Der Genoss ist der Boss,
die *innen sind nur Mägde
unter einem Gernegroß,
der’s ihnen auferlegte.

Das schwere Joch aus alter Zeit,
von einem Gott gespendet.
Es macht sie immer dienstbereit,
damit sich nie nichts wendet.

Schlagen wir dazu einmal die Bibel auf, die bei der SPD neuerdings das „Kapital“ zu ersetzen scheint, und lesen nach:

„Da ließ Gott der Herr einen tiefen Schlaf fallen auf den Menschen (Adam), und der schlief ein. Und Gott nahm eine seiner Rippen und schloss die Stelle mit Fleisch.

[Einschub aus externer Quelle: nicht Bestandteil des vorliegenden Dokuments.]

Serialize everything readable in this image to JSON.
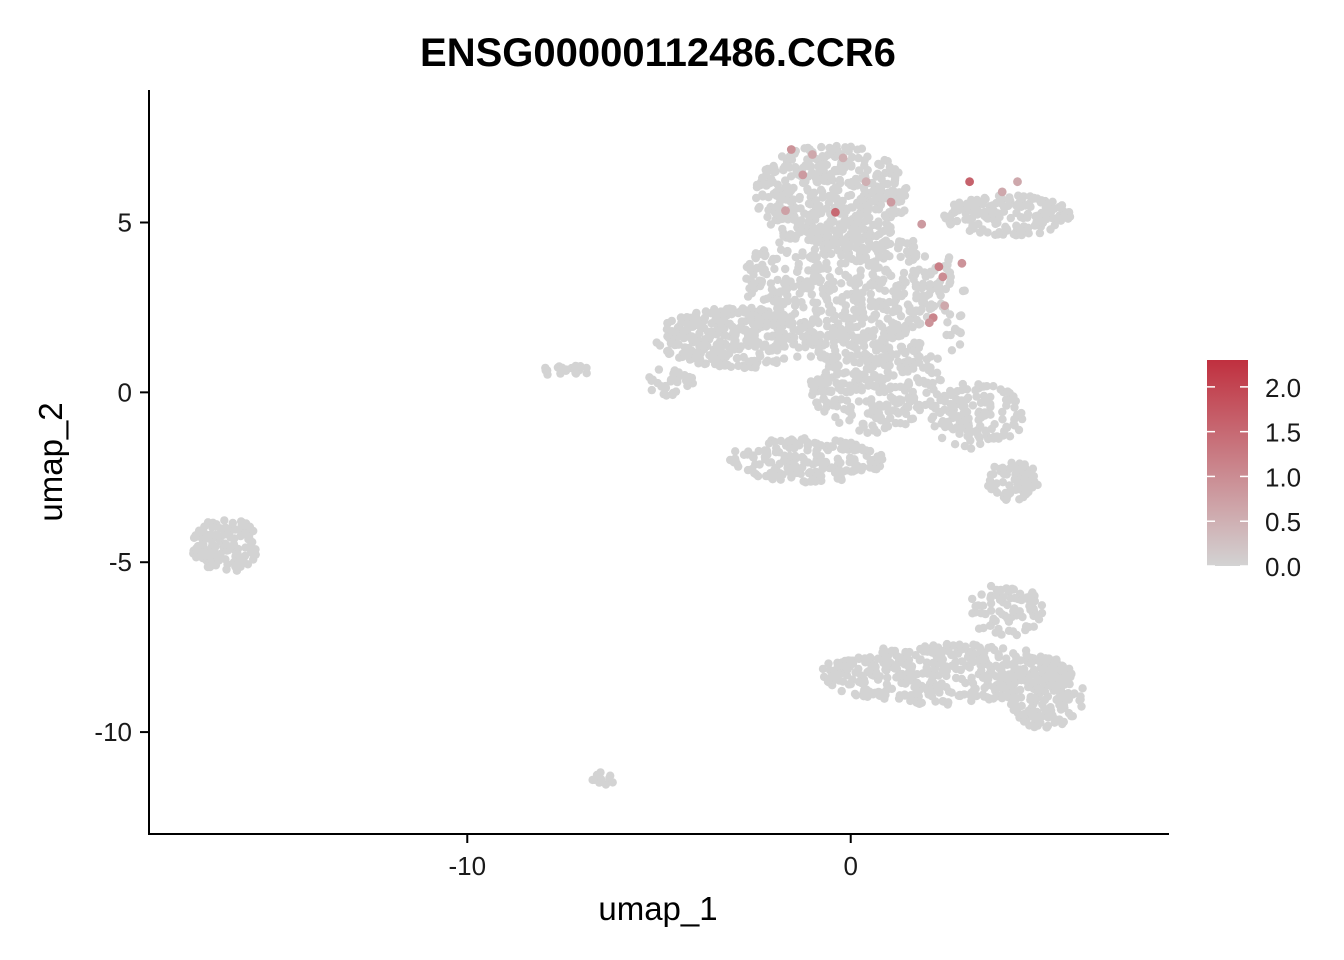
{
  "chart_data": {
    "type": "scatter",
    "title": "ENSG00000112486.CCR6",
    "xlabel": "umap_1",
    "ylabel": "umap_2",
    "xlim": [
      -18.3,
      8.3
    ],
    "ylim": [
      -13.0,
      8.9
    ],
    "x_ticks": [
      {
        "value": -10,
        "label": "-10"
      },
      {
        "value": 0,
        "label": "0"
      }
    ],
    "y_ticks": [
      {
        "value": 5,
        "label": "5"
      },
      {
        "value": 0,
        "label": "0"
      },
      {
        "value": -5,
        "label": "-5"
      },
      {
        "value": -10,
        "label": "-10"
      }
    ],
    "grid": false,
    "legend": {
      "placement": "right",
      "type": "colorbar",
      "min": 0.0,
      "max": 2.3,
      "ticks": [
        {
          "value": 0.0,
          "label": "0.0"
        },
        {
          "value": 0.5,
          "label": "0.5"
        },
        {
          "value": 1.0,
          "label": "1.0"
        },
        {
          "value": 1.5,
          "label": "1.5"
        },
        {
          "value": 2.0,
          "label": "2.0"
        }
      ],
      "low_color": "#D3D3D3",
      "high_color": "#C0303F"
    },
    "clusters": [
      {
        "kind": "ellipse",
        "cx": -16.3,
        "cy": -4.5,
        "rx": 0.9,
        "ry": 0.8,
        "n": 130
      },
      {
        "kind": "ellipse",
        "cx": -7.5,
        "cy": 0.65,
        "rx": 0.7,
        "ry": 0.2,
        "n": 20
      },
      {
        "kind": "ellipse",
        "cx": -6.5,
        "cy": -11.35,
        "rx": 0.45,
        "ry": 0.2,
        "n": 12
      },
      {
        "kind": "ellipse",
        "cx": -0.5,
        "cy": 5.8,
        "rx": 2.0,
        "ry": 1.5,
        "n": 420
      },
      {
        "kind": "ellipse",
        "cx": -0.2,
        "cy": 3.2,
        "rx": 2.6,
        "ry": 1.9,
        "n": 520
      },
      {
        "kind": "ellipse",
        "cx": -3.0,
        "cy": 1.6,
        "rx": 2.1,
        "ry": 0.9,
        "n": 320
      },
      {
        "kind": "ellipse",
        "cx": 0.6,
        "cy": 0.4,
        "rx": 1.8,
        "ry": 1.6,
        "n": 320
      },
      {
        "kind": "ellipse",
        "cx": -1.2,
        "cy": -2.0,
        "rx": 2.1,
        "ry": 0.65,
        "n": 200
      },
      {
        "kind": "ellipse",
        "cx": -4.7,
        "cy": 0.3,
        "rx": 0.6,
        "ry": 0.45,
        "n": 30
      },
      {
        "kind": "ellipse",
        "cx": 3.3,
        "cy": -0.7,
        "rx": 1.2,
        "ry": 1.0,
        "n": 130
      },
      {
        "kind": "ellipse",
        "cx": 4.2,
        "cy": -2.6,
        "rx": 0.7,
        "ry": 0.6,
        "n": 70
      },
      {
        "kind": "ellipse",
        "cx": 4.1,
        "cy": 5.2,
        "rx": 1.7,
        "ry": 0.6,
        "n": 170
      },
      {
        "kind": "ellipse",
        "cx": 2.7,
        "cy": 2.7,
        "rx": 0.35,
        "ry": 1.5,
        "n": 30
      },
      {
        "kind": "ellipse",
        "cx": 2.5,
        "cy": -8.3,
        "rx": 3.3,
        "ry": 0.9,
        "n": 420
      },
      {
        "kind": "ellipse",
        "cx": 5.0,
        "cy": -8.9,
        "rx": 1.1,
        "ry": 1.0,
        "n": 150
      },
      {
        "kind": "ellipse",
        "cx": 4.0,
        "cy": -6.4,
        "rx": 1.0,
        "ry": 0.8,
        "n": 80
      }
    ],
    "expressing_points": [
      {
        "x": 3.1,
        "y": 6.2,
        "value": 1.6
      },
      {
        "x": -0.4,
        "y": 5.3,
        "value": 1.5
      },
      {
        "x": 2.3,
        "y": 3.7,
        "value": 1.2
      },
      {
        "x": 2.4,
        "y": 3.4,
        "value": 1.0
      },
      {
        "x": 2.15,
        "y": 2.2,
        "value": 1.1
      },
      {
        "x": 2.05,
        "y": 2.05,
        "value": 0.9
      },
      {
        "x": 2.9,
        "y": 3.8,
        "value": 0.9
      },
      {
        "x": -1.55,
        "y": 7.15,
        "value": 0.9
      },
      {
        "x": -1.25,
        "y": 6.4,
        "value": 0.8
      },
      {
        "x": -1.7,
        "y": 5.35,
        "value": 0.7
      },
      {
        "x": 1.05,
        "y": 5.6,
        "value": 0.8
      },
      {
        "x": 1.85,
        "y": 4.95,
        "value": 0.8
      },
      {
        "x": -1.0,
        "y": 7.0,
        "value": 0.6
      },
      {
        "x": 4.35,
        "y": 6.2,
        "value": 0.6
      },
      {
        "x": 3.95,
        "y": 5.9,
        "value": 0.6
      },
      {
        "x": -0.2,
        "y": 6.9,
        "value": 0.5
      },
      {
        "x": 2.45,
        "y": 2.55,
        "value": 0.6
      },
      {
        "x": 0.4,
        "y": 6.2,
        "value": 0.5
      }
    ]
  }
}
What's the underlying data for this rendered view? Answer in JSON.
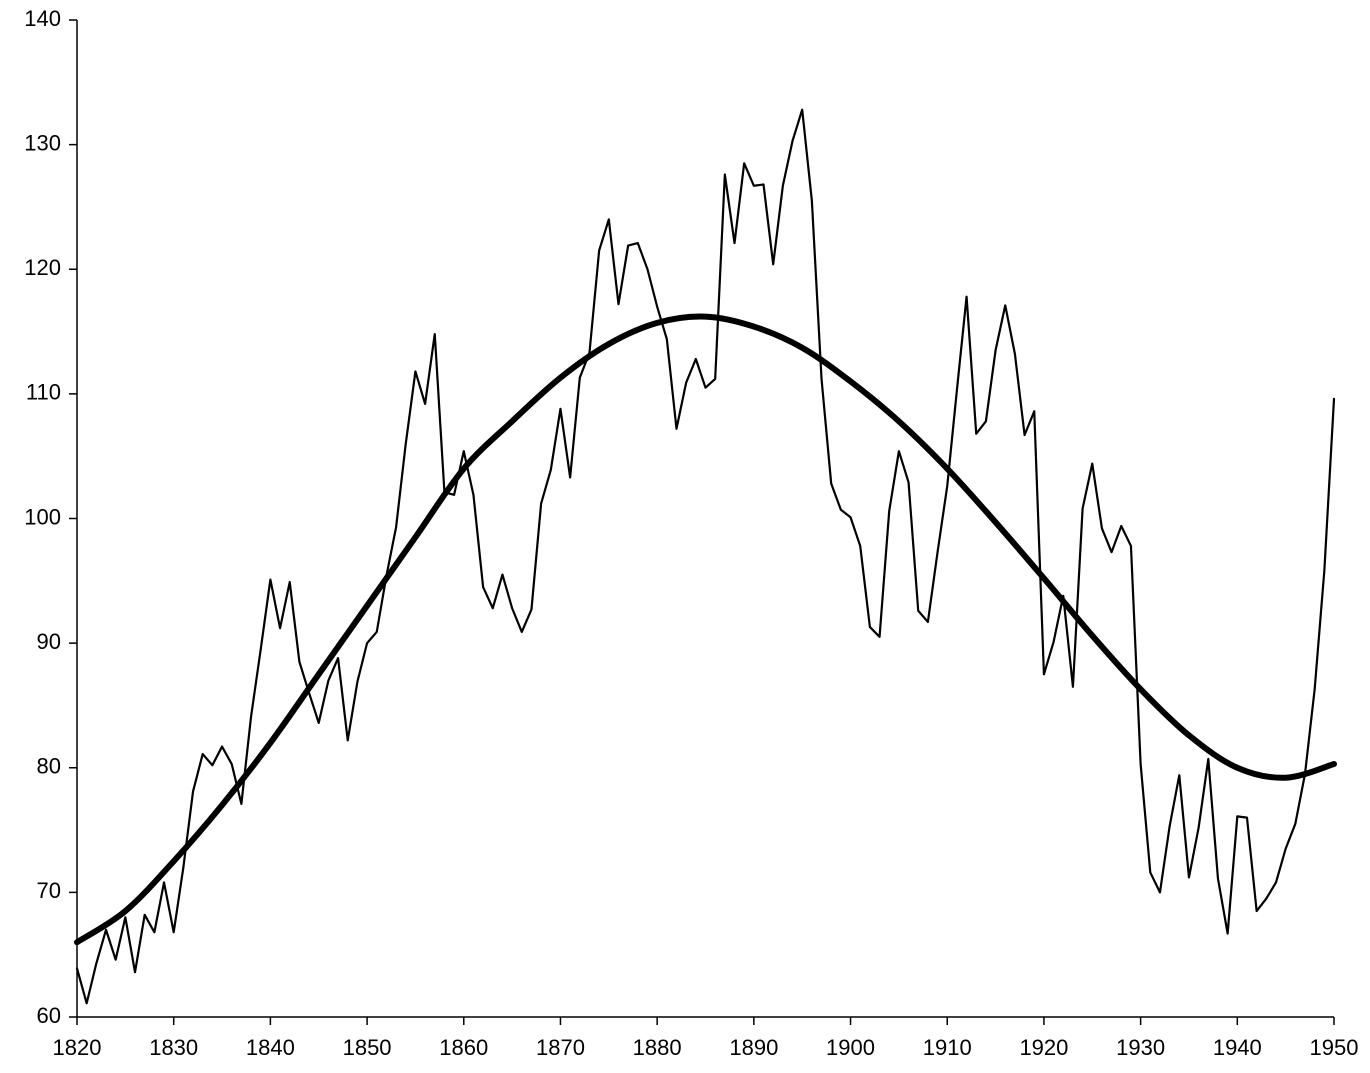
{
  "chart_data": {
    "type": "line",
    "xlim": [
      1820,
      1950
    ],
    "xticks": [
      1820,
      1830,
      1840,
      1850,
      1860,
      1870,
      1880,
      1890,
      1900,
      1910,
      1920,
      1930,
      1940,
      1950
    ],
    "ylim": [
      60,
      140
    ],
    "yticks": [
      60,
      70,
      80,
      90,
      100,
      110,
      120,
      130,
      140
    ],
    "grid": false,
    "series": [
      {
        "color": "#000000",
        "x": [
          1820,
          1821,
          1822,
          1823,
          1824,
          1825,
          1826,
          1827,
          1828,
          1829,
          1830,
          1831,
          1832,
          1833,
          1834,
          1835,
          1836,
          1837,
          1838,
          1839,
          1840,
          1841,
          1842,
          1843,
          1844,
          1845,
          1846,
          1847,
          1848,
          1849,
          1850,
          1851,
          1852,
          1853,
          1854,
          1855,
          1856,
          1857,
          1858,
          1859,
          1860,
          1861,
          1862,
          1863,
          1864,
          1865,
          1866,
          1867,
          1868,
          1869,
          1870,
          1871,
          1872,
          1873,
          1874,
          1875,
          1876,
          1877,
          1878,
          1879,
          1880,
          1881,
          1882,
          1883,
          1884,
          1885,
          1886,
          1887,
          1888,
          1889,
          1890,
          1891,
          1892,
          1893,
          1894,
          1895,
          1896,
          1897,
          1898,
          1899,
          1900,
          1901,
          1902,
          1903,
          1904,
          1905,
          1906,
          1907,
          1908,
          1909,
          1910,
          1911,
          1912,
          1913,
          1914,
          1915,
          1916,
          1917,
          1918,
          1919,
          1920,
          1921,
          1922,
          1923,
          1924,
          1925,
          1926,
          1927,
          1928,
          1929,
          1930,
          1931,
          1932,
          1933,
          1934,
          1935,
          1936,
          1937,
          1938,
          1939,
          1940,
          1941,
          1942,
          1943,
          1944,
          1945,
          1946,
          1947,
          1948,
          1949,
          1950
        ],
        "values": [
          63.9,
          61.1,
          64.3,
          67,
          64.6,
          68,
          63.6,
          68.2,
          66.8,
          70.8,
          66.8,
          72,
          78.1,
          81.1,
          80.2,
          81.7,
          80.3,
          77.1,
          84.1,
          89.5,
          95.1,
          91.2,
          94.9,
          88.5,
          86,
          83.6,
          87,
          88.8,
          82.2,
          86.9,
          90,
          90.9,
          95.4,
          99.3,
          106,
          111.8,
          109.2,
          114.8,
          102.1,
          101.9,
          105.4,
          101.9,
          94.5,
          92.8,
          95.5,
          92.8,
          90.9,
          92.7,
          101.2,
          103.9,
          108.8,
          103.3,
          111.3,
          113.3,
          121.5,
          124,
          117.2,
          121.9,
          122.1,
          120,
          117,
          114.4,
          107.2,
          110.9,
          112.8,
          110.5,
          111.2,
          127.6,
          122.1,
          128.5,
          126.7,
          126.8,
          120.4,
          126.7,
          130.3,
          132.8,
          125.5,
          111.2,
          102.8,
          100.7,
          100.1,
          97.8,
          91.3,
          90.5,
          100.6,
          105.4,
          102.9,
          92.6,
          91.7,
          97.3,
          102.6,
          110.3,
          117.8,
          106.8,
          107.8,
          113.5,
          117.1,
          113.2,
          106.7,
          108.6,
          87.5,
          90.1,
          93.8,
          86.5,
          100.8,
          104.4,
          99.2,
          97.3,
          99.4,
          97.8,
          80.3,
          71.6,
          70,
          75.3,
          79.4,
          71.2,
          75.2,
          80.7,
          71.1,
          66.7,
          76.1,
          76,
          68.5,
          69.5,
          70.8,
          73.5,
          75.5,
          79.5,
          86.3,
          95.8,
          109.6
        ]
      },
      {
        "color": "#000000",
        "x": [
          1820,
          1825,
          1830,
          1835,
          1840,
          1845,
          1850,
          1855,
          1860,
          1865,
          1870,
          1875,
          1880,
          1885,
          1890,
          1895,
          1900,
          1905,
          1910,
          1915,
          1920,
          1925,
          1930,
          1935,
          1940,
          1945,
          1950
        ],
        "values": [
          66,
          68.5,
          72.5,
          77,
          82,
          87.5,
          93,
          98.5,
          104,
          107.8,
          111.3,
          114,
          115.7,
          116.2,
          115.4,
          113.7,
          111,
          107.8,
          104,
          99.7,
          95.2,
          90.6,
          86.3,
          82.6,
          80,
          79.2,
          80.3
        ]
      }
    ]
  }
}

Und Gott der Herr baute ein Weib aus der Rippe, die er von dem Menschen nahm, und brachte sie zu ihm.
Da sprach der Mensch (Adam): Das ist doch Bein von meinem Bein und Fleisch von meinem Fleisch; man wird sie Männin nennen, weil sie vom Manne genommen ist.“

(Schöpfungserzählung in Genesis 2, Verse 21 bis 23, entstanden um 900 vor der Zeitenwende, Endredaktion um 400 bis 500 v.d.Z.).

 

Fünf bis sechs Jahrhunderte später hielt Paulus im Ersten Brief an die Korinther (Kapitel 14, Verse 34 und 35) fest:
„Lasset die Frauen schweigen in der Gemeinde; denn es soll ihnen nicht zugelassen werden, dass sie reden, sondern sie sollen sich unterordnen, wie auch das Gesetz sagt.
Wollen sie aber etwas lernen, so lasset sie daheim ihre Männer fragen. Es steht der Frau übel an, in der Gemeinde zu reden.“

 

Man sollte nicht einer Entwicklung wie dem Gendern hinterherlaufen, deren Ursachen und Absichten sich einem nicht auf Anhieb erschließen und die bei objektiver Bewertung exakt jene demokratischen Regeln infrage stellt, die fördern zu wollen sie vorgibt. Über 60 Prozent der Deutschen lehnen dieses aufgezwungene Schreiben und Sprechen ab. Es ist davon auszugehen, dass dies auch auf jene Wählergruppen zutrifft, die man unbedingt benötigt, um aus dem 15-Prozent-Loch herauszukommen.
 

Darum: Jusos, denkt an den 26. September! Denn es besteht die Gefahr, dass ihr nach der ersten Hochrechnung singen müsst:

„Wir sind die junge Garde, der nicht zu helfen war.
Wir setzten auf ´nen Irrtum, verlogen, unheilbar.
 

Zwar haben wir erfahren
der Dummheit Urgewalt
in den Agenda-Jahren,
dem großen Hinterhalt.

Sie hat von Kopf bis Fuß geklirrt,
die Lüge, die stets schwerer wird.

Wir war’n die junge Garde, der Wind der neuen Zeit.
Wir haben‘s nicht begriffen dank unserer Eitelkeit.“

(Zu singen nach der Melodie des Andreas-Hofer-Lieds „Zu Mantua in Banden“.)